Ground flaxseeds contain omega-3 fatty acids that can help lower high blood pressure and reduce bone loss.

Just the facts
Check the Nutrition Facts table on the back or side of most cereal boxes, then check the Ingredients list.

  • Start with the serving size; when comparing cereals make sure that the serving size for each is the same.
  • Reach for boxes with a higher percentage of nutrients such as calcium and iron.
  • Avoid saturated and trans fats which can increase cholesterol.
  • Choose a cereal containing less than 3 grams of fat.
  • Stay away from sugar when it comes to cereal; the Heart and Stroke Foundation, recommends cereals with 6 grams of sugar or less per serving.
  • Choose cereals with less sodium (salt); the Heart and Stroke Foundation recommends you restrict sodium in cereal to 240 milligrams or less per serving.
  • Make sure a whole grain is listed first; if a product advertises on the front of the box that it’s a whole grain cereal and lists whole grain as the third or fourth ingredient, it may not contain much fibre.

Two types of fibre
There are two broad categories of fibre, and we need to eat both of these in our normal diet.
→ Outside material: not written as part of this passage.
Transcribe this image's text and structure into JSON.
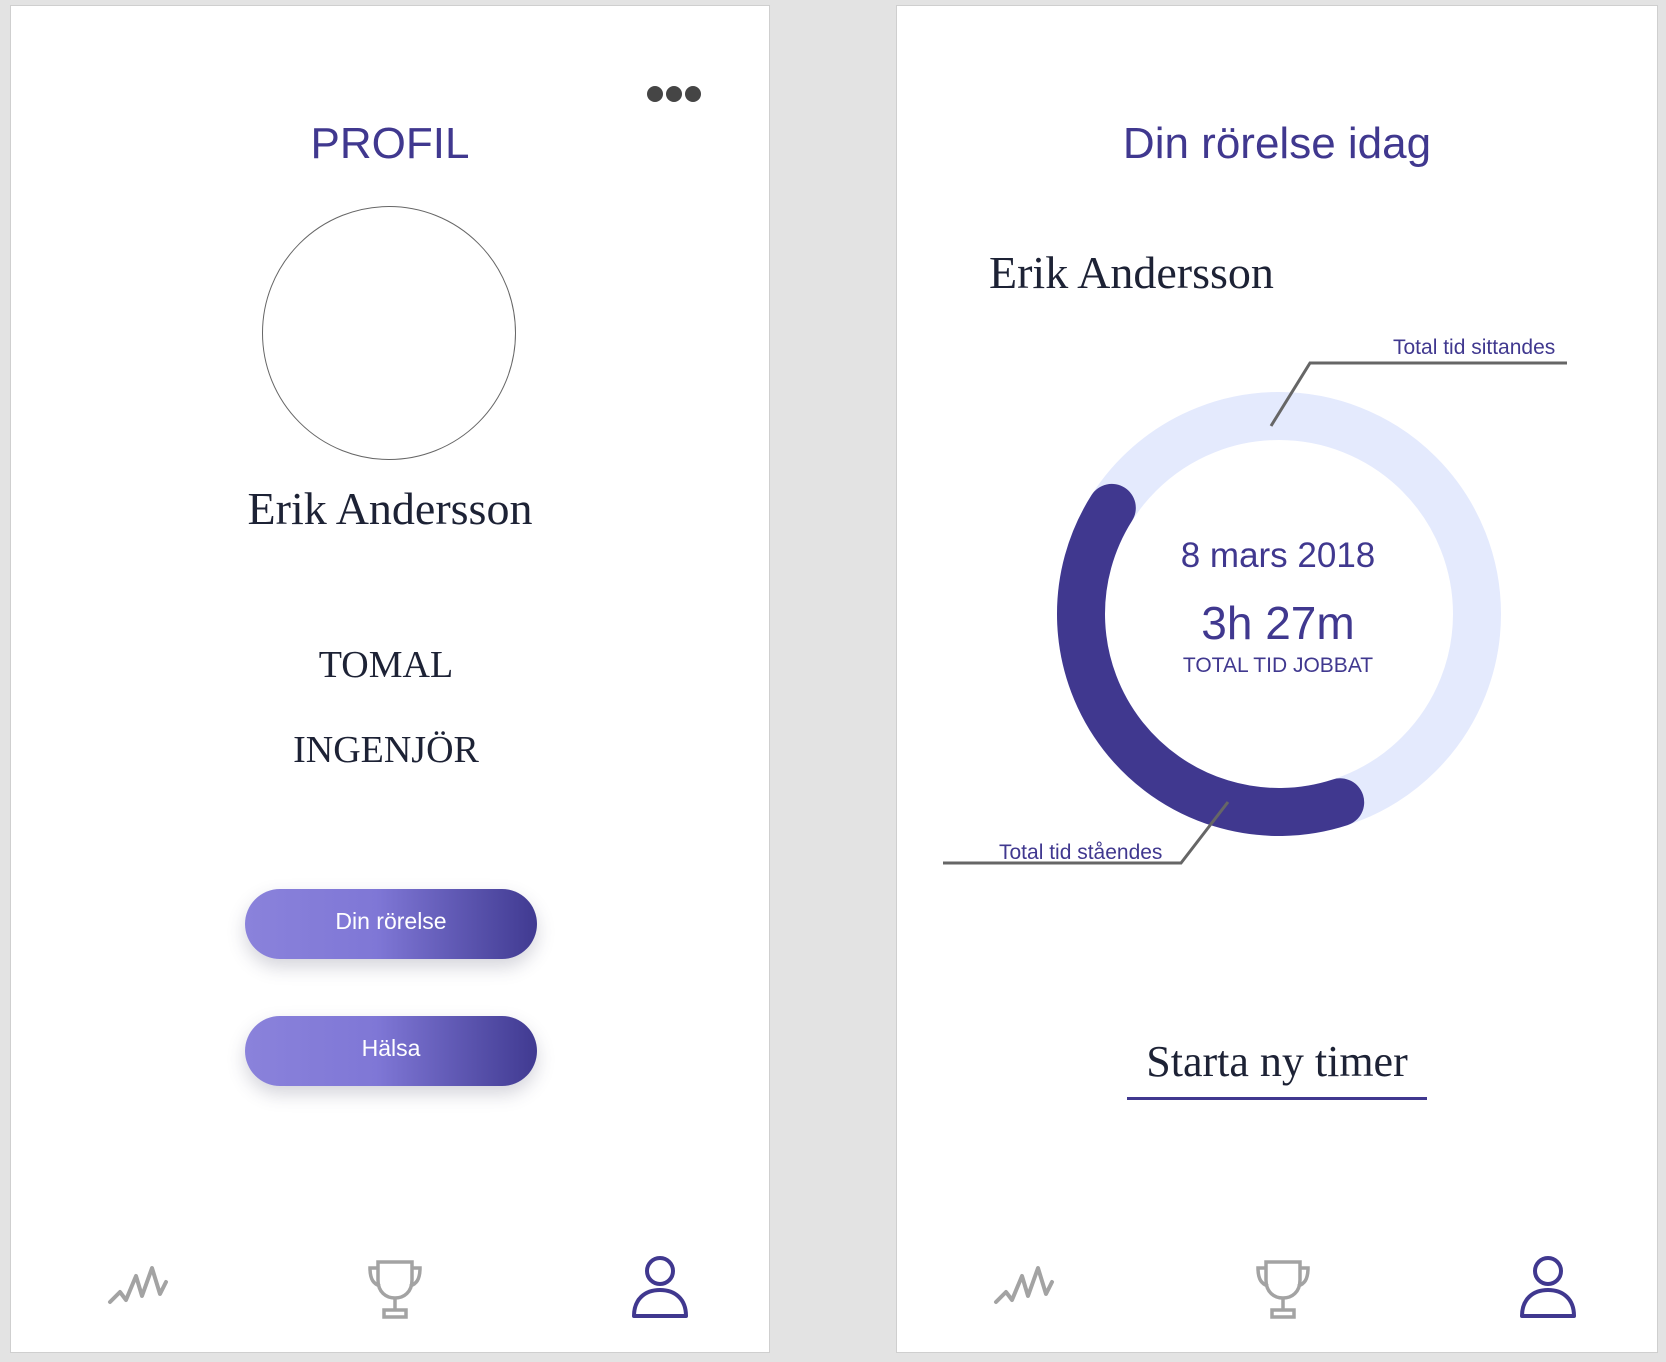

Insoluble fibre: Found in whole grain breakfast cereals, wheat bran, corn bran, and flaxseed, insoluble fibre, also called roughage or bulk, passes through the digestive system basically unchanged. Be sure to drink lots of water to help insoluble fibre do its job.

Soluble fibre: Foods containing soluble fibre, such as oat bran, legumes, vegetables, and fruits absorb water, swell, and increase the bulk in the intestinal tract, aiding elimination. Soluble fibre is processed more slowly than insoluble fibre, keeping you feeling full longer.